Afterlife by Marcus Sakey
A Book That Sprung From a Dream
By Dawn Ius
Marcus Sakey spent a year wandering the familiar streets of Chicago imagining dead people everywhere—pressed up against the glass at Starbucks, hanging out in luxury hotels, creating the kind of chaos that only the undead can.
It was a very different Chicago than the vibrant, beautiful and flawed city in which Sakey lives. And it—along with the premise for his chilling new book, AFTERLIFE—was born from a dream. Or perhaps, a nightmare.
“It’s usually hard to pinpoint where ideas come from, but this one I know—it came from a dream,” Sakey says. “I was in Chicago, a perfectly familiar Chicago except that everyone else was gone. And with that dream certainty, I realized I was dead. Everyone else wasn’t gone; I was. It was okay. It wasn’t a nightmare.”
Yet.
“Then I woke up and saw my wife of 20 years sleeping beside me, and I imagined being in this world, but at a ninety-degree angle to it. Being near her but unable to speak to her, touch her, interact in any way,” he says. “And it became a nightmare. The kind with enough juice I knew I had to write it.”
The result is AFTERLIFE, a mind-blowing (and bending) thriller that examines the question: what if death is just the beginning? The story kicks off with an explosion that should kill FBI agent Will Brody. Instead, he wakes without a scratch, and through exploration of the dark and abandoned streets of his home town, he realizes that’s he’s somehow trapped in the afterlife—and it’s a terrifying place to be.
“We all wonder about what comes next. And we all assume that when we die, we’ll get the answers. If you’re religious, you expect to see your vision of the divine; if not, you expect blackness, and that’s an answer, too,” Sakey says. “One of the things that fascinated me about this idea was to imagine that you died and found yourself in a world without any answers.”
In this candid interview with The Big Thrill, Sakey answers a few of ours.
AFTERLIFE feels ambitious. And, as you yourself note, the story took several years to carve out to your satisfaction. What about this book—aside from the impeccable storytelling—gives you the greatest sense of pride?
I think writers do their best work when they’re scared of what they’re writing. Scared that it’s too big, too weird, too grand; scared that they won’t be able to pull it off, or that whatever they write will end up a pedestrian version of the thing they imagined.
Before you begin a book, it’s perfect. It’s this shimmering thing, wonderfully woven, ripe with possibility. Then you start writing it, and it falls to earth. That’s the way of things. You can’t let that stop you, and yet you also can’t get comfortable with it.

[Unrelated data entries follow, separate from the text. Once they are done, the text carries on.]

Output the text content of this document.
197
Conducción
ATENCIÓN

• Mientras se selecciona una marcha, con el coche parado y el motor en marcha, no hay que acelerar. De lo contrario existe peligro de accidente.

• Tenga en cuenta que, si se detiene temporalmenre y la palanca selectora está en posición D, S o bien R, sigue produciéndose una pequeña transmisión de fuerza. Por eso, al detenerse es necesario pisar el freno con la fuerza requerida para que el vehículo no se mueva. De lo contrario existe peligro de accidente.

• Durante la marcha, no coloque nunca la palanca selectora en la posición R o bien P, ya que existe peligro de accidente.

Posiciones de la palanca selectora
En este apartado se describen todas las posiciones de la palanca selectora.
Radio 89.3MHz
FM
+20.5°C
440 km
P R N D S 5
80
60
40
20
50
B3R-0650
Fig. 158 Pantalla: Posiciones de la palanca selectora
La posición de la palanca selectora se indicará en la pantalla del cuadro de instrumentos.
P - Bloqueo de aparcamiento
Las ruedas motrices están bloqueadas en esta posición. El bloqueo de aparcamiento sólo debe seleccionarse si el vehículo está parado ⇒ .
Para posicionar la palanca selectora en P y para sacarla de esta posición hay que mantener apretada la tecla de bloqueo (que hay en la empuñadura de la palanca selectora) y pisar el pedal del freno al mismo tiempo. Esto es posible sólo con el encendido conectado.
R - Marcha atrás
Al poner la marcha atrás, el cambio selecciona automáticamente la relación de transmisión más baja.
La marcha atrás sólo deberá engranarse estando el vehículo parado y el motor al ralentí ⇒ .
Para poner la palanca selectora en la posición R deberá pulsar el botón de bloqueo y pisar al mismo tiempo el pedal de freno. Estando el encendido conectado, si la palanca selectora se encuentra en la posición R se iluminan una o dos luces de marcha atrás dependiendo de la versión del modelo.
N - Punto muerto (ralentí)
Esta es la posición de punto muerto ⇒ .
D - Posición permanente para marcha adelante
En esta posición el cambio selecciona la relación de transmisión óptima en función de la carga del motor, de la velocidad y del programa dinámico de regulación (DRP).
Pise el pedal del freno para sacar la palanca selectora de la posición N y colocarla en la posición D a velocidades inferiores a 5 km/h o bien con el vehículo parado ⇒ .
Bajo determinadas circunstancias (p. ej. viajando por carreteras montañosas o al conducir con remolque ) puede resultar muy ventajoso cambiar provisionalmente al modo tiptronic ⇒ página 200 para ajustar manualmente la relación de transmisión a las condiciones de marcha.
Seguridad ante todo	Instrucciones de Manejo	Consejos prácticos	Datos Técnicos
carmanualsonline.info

Honestly, I was scared every day I sat down at the keyboard. But early on I decided that it was better to swing too hard and miss than to play it safe and bunt. I hope people like the book, I really, really do, but whether they do or not, I’m confident that I gave it all I had.
AFTERLIFE is a bit of a genre bender, with clear elements from science fiction and fantasy, as well as thriller. How would you describe this book?
I generally call AFTERLIFE a “speculative thriller.” But honestly, my feeling is that genre is a tool for organizing bookstores. It tells you which aisles you do or don’t want to go down. That’s it.
Seriously, that’s it.
For me, there are two kinds of writing: good and not. All an author can do, our whole job, is to bust our butt trying to land in the former. That means planning stories that inspire, rendering characters that people will miss, polishing every line, every word. That’s my job, and I love it, and I care far more that people enjoy the work than I care what they call it.
Often I can discern the underlying themes of a novel, but with AFTERLIFE there seem to be so many important messages, wrapped so beautifully between the mechanics of perfect storytelling and drool-worthy writing. Aside from a great read, and a story that demonstrates the power of love, what do you hope readers take away from this book?
Well, like all of my novels, there is a strong emphasis on responsibility and acting in the interest of others. On the surface, the mechanism of this world I made up can look quite grim, but I don’t see it that way—the people who keep faith, who fight for each other, they win, and they are rewarded. Which is something I believe about life, too.
I consciously set out to write a myth. The magical thing about myths is that they can be true without being real. That’s a defining characteristic. Consider the ancient Greeks—do you really think they believed the sun was a god in a gilded chariot, crossing the sky daily?
I don’t. I think they knew it wasn’t real. But it had a truth beyond its reality. The mere act of casting a story around it, like a net, puts form to the world. Stories shape the void. And I wanted to explore that, to write a myth that helped explain some of the things about our world that I do not understand.
Prior to this book, your most recent published works are the three in the Brilliance trilogy—which sold well over a million copies. Given that success, was it difficult to step away from that world and work with new characters?
Honestly, yeah, it was difficult. I’d spent five years with the characters in Brilliance, and I knew and loved them intensely. That’s especially true of the protagonist of those books, Nick Cooper. Every author has certain characters that they just enjoy writing, where sliding into their skins feels like putting on an especially nice suit. Cooper was always that way for me.
Congratulations on the amazing movie deal for AFTERLIFE—I am already itching to see this story on the big screen, particularly in the hands of the very capable Ron Howard. This isn’t your first book to movie adaptation—but I understand you’ll be writing the screenplay for this one. What challenges do you foresee switching gears to screenwriting?
This is the first time I’ve been involved in adapting my own work, and I have to say that as a screenwriter, I spend a lot of time hating the novelist.
Jokes aside, it’s hard. I want to be true to the book, and yet I also don’t want to write a four-hour film. The exciting thing, though, is that it’s a chance to tell the same story in a different way, with different tools. And I’m particularly turned on by what good actors will bring to it—that’s a very different sort of collaboration, watching an actress just kill on a line you wrote.
Beyond the screenplay for AFTERLIFE, what can your fans expect to see from you next?
I’m in the (very) early stages of my next novel. It’s far too soon to discuss specifics.
What I can say is that I love writing these big idea novels, books that find the heart of the plot in an idea extended outward. That’s what I did with Brilliance too, which explored an alternate present where 1% of people were born savants. When 1% of people are objectively better, how do the other 99% of us deal with it? I love building from that kind of concept.
I’ve always admired Michael Crichton. He didn’t concern himself with genre or labels. One book would be about dinosaurs, the next barbarians, the next nanotechnology. But they were united in that each was about an idea and everything that happened in the novel grew from that.